Este saber, llamémoslo ‘saber del producto’, el cual está sustentado previamente en estudios de mercado, investigaciones cualitativas, neuromarketing, etc. Claramente este ‘saber’ genera confianza y seguridad de que el producto efectivamente satisfará la necesidad del consumidor.

Una vez lanzado el producto, nos toca a nosotros los marketeros, diseñar campañas de comunicación, que tendrían que estar basadas en esta misma premisa: el producto sabe, el consumidor no, pero ¿es esto cierto? ¿Existe otro enfoque para hacer Marketing?

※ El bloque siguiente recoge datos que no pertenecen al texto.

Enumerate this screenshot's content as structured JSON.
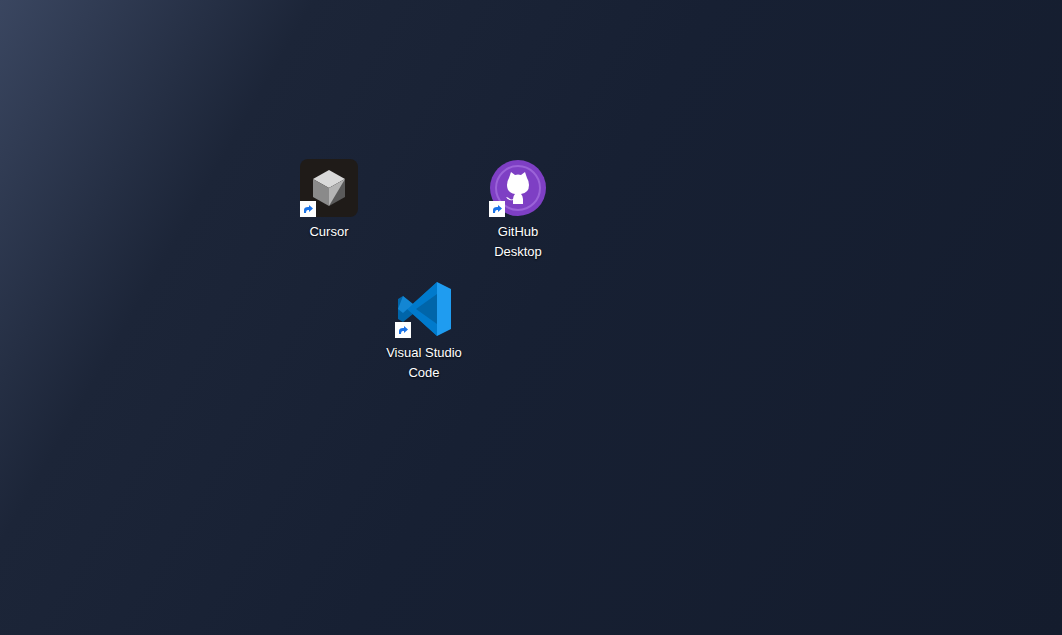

Todos sabemos que a pesar de todos los estudios de mercado que se puedan realizar antes de lanzar un producto, ninguno puede garantizar al 100%, que el producto cumplirá su propósito. Hay una incertidumbre que es acallada muchas veces con una campaña de marketing estruendosa, que satura y que tiene la intención de imponer en el consumidor ese ‘saber del producto’ y al mismo tiempo, remarcarle su ignorancia respecto a su propia necesidad. ¿Seguirá siendo efectiva esta postura, ante un consumidor que es cada vez más crítico y consciente de lo que consume?

Tal vez lo que ocurre no es tanto que el consumidor no sepa qué es lo que necesita, sino que por encima de esa necesidad, existe en él un deseo del que nada sabe.

Si fuese sólo una necesidad, cada vez que tendríamos sed, instintivamente sólo buscaríamos agua simple y listo; pero en vez de esto, nunca sabemos a ciencia cierta lo que realmente se nos antoja beber para satisfacer nuestra sed: cerveza, vino, refresco, jugo, whisky, etc. etc. Digamos entonces que el consumidor -sabe que no sabe- qué es lo que desea, lo que se le antoja, pero al final del día, el consumidor sí sabe.

¿Cómo sería una campaña de marketing alrededor de un producto, que lejos de pretender que exista un Saber por encima del saber del consumidor, abra la posibilidad para que a través de una experiencia de marca, el consumidor se dé cuenta que sí sabe y que siempre ha sabido?

Muchas veces, lo único que hace falta para que este consumer insight suceda, es que el ‘producto’ reconozca su ignorancia respecto al saber del consumidor y a partir de esto, le permita al consumidor conectar aspectos muy íntimos y personales de él mismo, con el concepto y atributos del mismo producto. Lo que comúnmente se le conoce como emotional imprinting.

Seamos pues, marketeros respetuosos y sensibles al saber que tienen los consumidores, confiemos en ellos. Después de todo, ellos son los expertos en lo que necesitan.